“The Last Stronghold” Sebuah Pemberontakan Estetik Ketut Putrayasa

 “The Last Stronghold” Sebuah Pemberontakan Estetik Ketut Putrayasa

Unik, dan mengelitik. Itulah seni instalasi karya perupa Ketut Putrayasa yang dipajang di hamparan sawah, di salah satu subak di Kecamatan Tegallalang, Gianyar. Karya itu bertajuk “The Last Stronghold, Benteng Terakhir mencoba mewartakan alih fungsi lahan secara masif, lalu mempertanyakan ‘nasib’’ nilai-nilai yang ada dalam aktivitas bertani tersebut. Karya “The Last Stronghold” itu menggunakan media hanyaman bambu, menyerupai tiga mata bajak, berderet tegak menengadah ke langit, dilengkapi dengan karya berbentuk bulir padi.

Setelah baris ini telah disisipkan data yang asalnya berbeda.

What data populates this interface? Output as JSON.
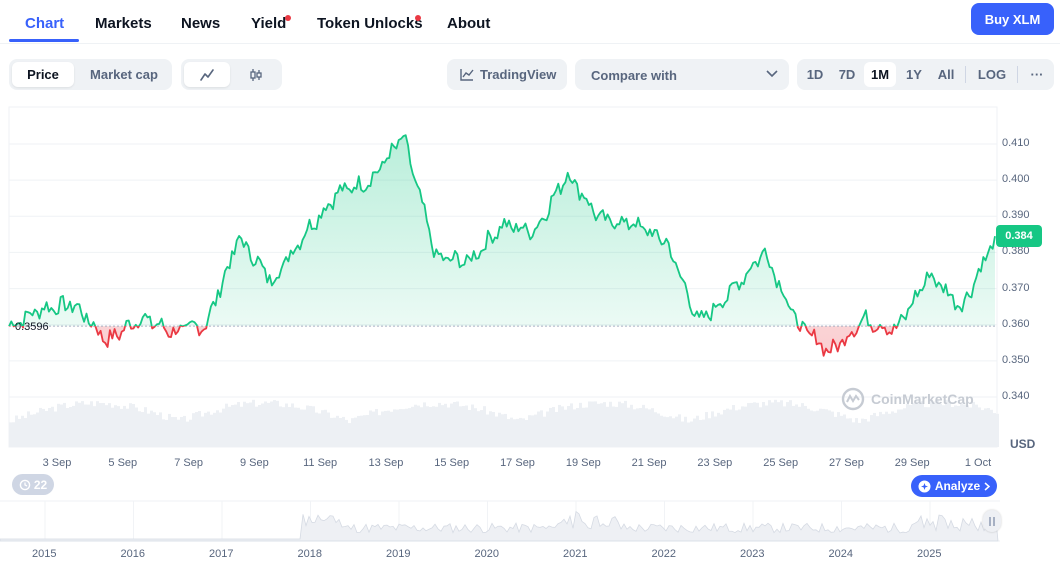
{
  "nav": {
    "tabs": [
      {
        "label": "Chart",
        "active": true
      },
      {
        "label": "Markets"
      },
      {
        "label": "News"
      },
      {
        "label": "Yield",
        "dot": true
      },
      {
        "label": "Token Unlocks",
        "dot": true
      },
      {
        "label": "About"
      }
    ],
    "buy_label": "Buy XLM"
  },
  "toolbar": {
    "metric_tabs": [
      "Price",
      "Market cap"
    ],
    "selected_metric": "Price",
    "chart_type_icons": [
      "line-chart-icon",
      "candlestick-icon"
    ],
    "tradingview_label": "TradingView",
    "compare_label": "Compare with",
    "ranges": [
      "1D",
      "7D",
      "1M",
      "1Y",
      "All"
    ],
    "selected_range": "1M",
    "log_label": "LOG",
    "more_label": "···"
  },
  "chart": {
    "current_price": "0.384",
    "open_price_label": "0.3596",
    "currency": "USD",
    "watermark": "CoinMarketCap",
    "indicator_count": "22",
    "analyze_label": "Analyze",
    "y_ticks": [
      "0.410",
      "0.400",
      "0.390",
      "0.380",
      "0.370",
      "0.360",
      "0.350",
      "0.340"
    ],
    "x_ticks": [
      "3 Sep",
      "5 Sep",
      "7 Sep",
      "9 Sep",
      "11 Sep",
      "13 Sep",
      "15 Sep",
      "17 Sep",
      "19 Sep",
      "21 Sep",
      "23 Sep",
      "25 Sep",
      "27 Sep",
      "29 Sep",
      "1 Oct"
    ],
    "navigator_years": [
      "2015",
      "2016",
      "2017",
      "2018",
      "2019",
      "2020",
      "2021",
      "2022",
      "2023",
      "2024",
      "2025"
    ],
    "colors": {
      "up": "#16c784",
      "down": "#ea3943",
      "accent": "#3861fb"
    }
  },
  "chart_data": {
    "type": "area",
    "ylabel": "USD",
    "ylim": [
      0.336,
      0.418
    ],
    "baseline": 0.3596,
    "x": [
      "2 Sep",
      "3 Sep",
      "4 Sep",
      "5 Sep",
      "6 Sep",
      "7 Sep",
      "8 Sep",
      "9 Sep",
      "10 Sep",
      "11 Sep",
      "12 Sep",
      "13 Sep",
      "14 Sep",
      "15 Sep",
      "16 Sep",
      "17 Sep",
      "18 Sep",
      "19 Sep",
      "20 Sep",
      "21 Sep",
      "22 Sep",
      "23 Sep",
      "24 Sep",
      "25 Sep",
      "26 Sep",
      "27 Sep",
      "28 Sep",
      "29 Sep",
      "30 Sep",
      "1 Oct",
      "1 Oct"
    ],
    "series": [
      {
        "values": [
          0.3596,
          0.3645,
          0.3655,
          0.3555,
          0.362,
          0.358,
          0.36,
          0.384,
          0.372,
          0.3855,
          0.3965,
          0.4,
          0.412,
          0.3785,
          0.3775,
          0.3875,
          0.386,
          0.402,
          0.389,
          0.388,
          0.383,
          0.3605,
          0.3695,
          0.3805,
          0.36,
          0.3525,
          0.3615,
          0.3585,
          0.374,
          0.365,
          0.384
        ]
      }
    ]
  }
}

Pemilik Rich Stone itu melihat hadirnya sawah-sawah atau ladang yang menghijau, bukanlah medium atau instrumen untuk sekadar menanam padi dan sejenisnya. Sawah merupakan ruang-ruang imaginer, serta tatanan pengetahuan masyarakat agraris dalam membangun hubungan sosial serta ruang budayanya. The Last Stronghold merupakan bahasa ungkap atas problemetika sawah serta kondisi subak saat ini di Nusantara, khususnya di Pulau Dewata. Ia melihat dan membacanya secara holistik lewat karya seni rupa.

The Last Stronghold

Memang, mempertahankan ruang-ruang hijau sawah dalam situasi saat ini sangat sulit. Tetapi, melihat kondisi sawah saat ini, bisa saja itu sebagai bahan perenungan atau kontemplasi. “Saya melihat hadirnya sawah-sawah atau ladang yang menghijau, bukanlah medium atau instrumen untuk sekedar menanam padi dan sejenisnya. Saya melihat, sawah merupakan ruang-ruang imaginer serta tatanan pengetahuan masyarakat agraris dalam membangun hubungan sosial serta ruang budaya,” tegas Putrayasa.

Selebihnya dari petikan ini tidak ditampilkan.